In 1889, Egypt’s currency situation was defined by its integration into the British imperial financial system and the constraints of the Public Debt Administration, established following the country's bankruptcy in 1876. The official currency was the Egyptian pound (EGP), which was pegged to and at par with the British gold sovereign. This gold standard, formally adopted in 1885, aimed to provide monetary stability and attract foreign investment, but it effectively subordinated Egyptian monetary policy to British interests and the needs of international creditors. The system ensured that Egypt's currency was stable and convertible, which facilitated the country's primary role as a cotton exporter, but it also tied the economy tightly to fluctuations in the global price of that single commodity.
This monetary regime existed under the heavy burden of massive foreign debt. The Anglo-French Dual Control had been replaced in 1882 by British occupation, and financial oversight was exercised by the
Caisse de la Dette Publique. While the currency itself was stable, the broader financial picture was one of austerity, with a significant portion of state revenue—from lucrative sources like railway and port income—legally earmarked for debt service. This fiscal straitjacket limited the Khedive’s government in spending on infrastructure and development, despite the overall economy growing through agricultural exports. The soundness of the currency in the hand of a foreign merchant stood in contrast to the financial pressures on the Egyptian state and rural populace.
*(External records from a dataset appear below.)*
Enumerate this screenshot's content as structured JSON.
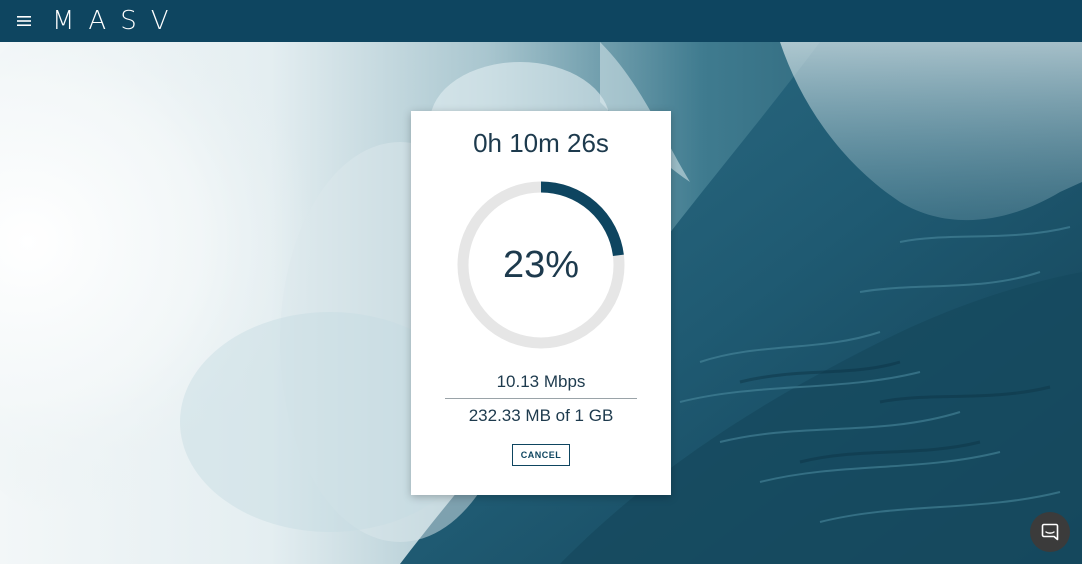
{
  "header": {
    "logo_text": "MASV",
    "menu_icon": "hamburger-menu-icon",
    "background_color": "#0e4560"
  },
  "transfer": {
    "elapsed_time": "0h 10m 26s",
    "progress_percent_label": "23%",
    "progress_fraction": 0.23,
    "speed": "10.13 Mbps",
    "transferred": "232.33 MB of 1 GB",
    "cancel_label": "CANCEL",
    "ring_color": "#0e4560",
    "ring_track_color": "#e6e6e6"
  },
  "chat": {
    "icon": "chat-bubble-icon"
  }
}
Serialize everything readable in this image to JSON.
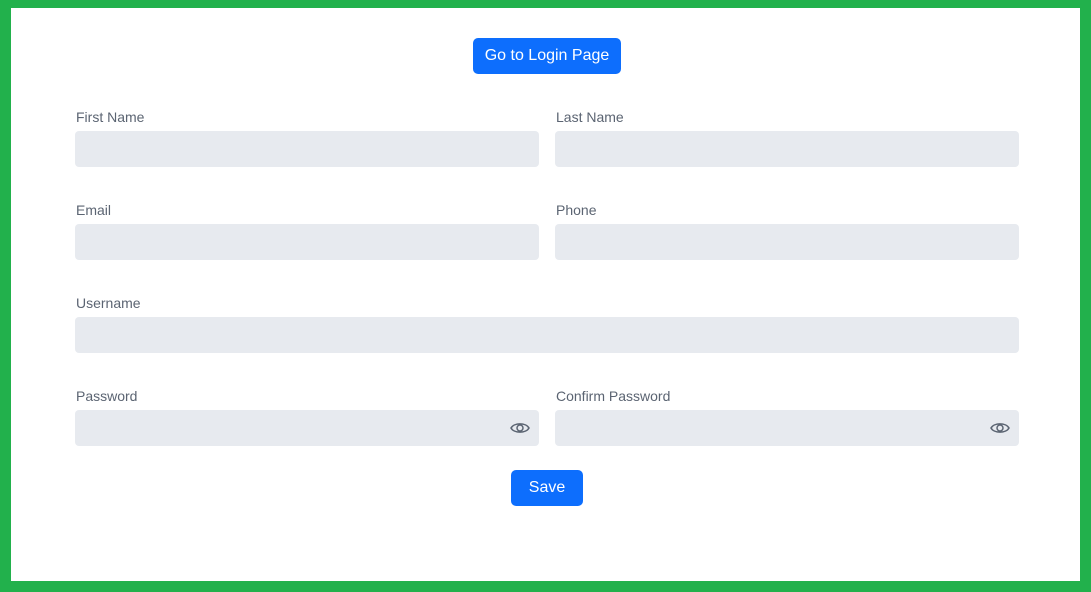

Consequently, the currency situation reflected the political reality of Egypt as a British protectorate in all but name. The stable gold-backed pound facilitated trade and European commercial interests, ensuring smooth repatriation of profits and debt payments. However, it offered little flexibility to respond to domestic economic needs, and the broader financial control stifled Egyptian fiscal autonomy. The year 1889 thus represents a period of colonial-era monetary stability imposed from the outside, underpinning an economic system designed for creditor security and export dependency rather than sovereign national development.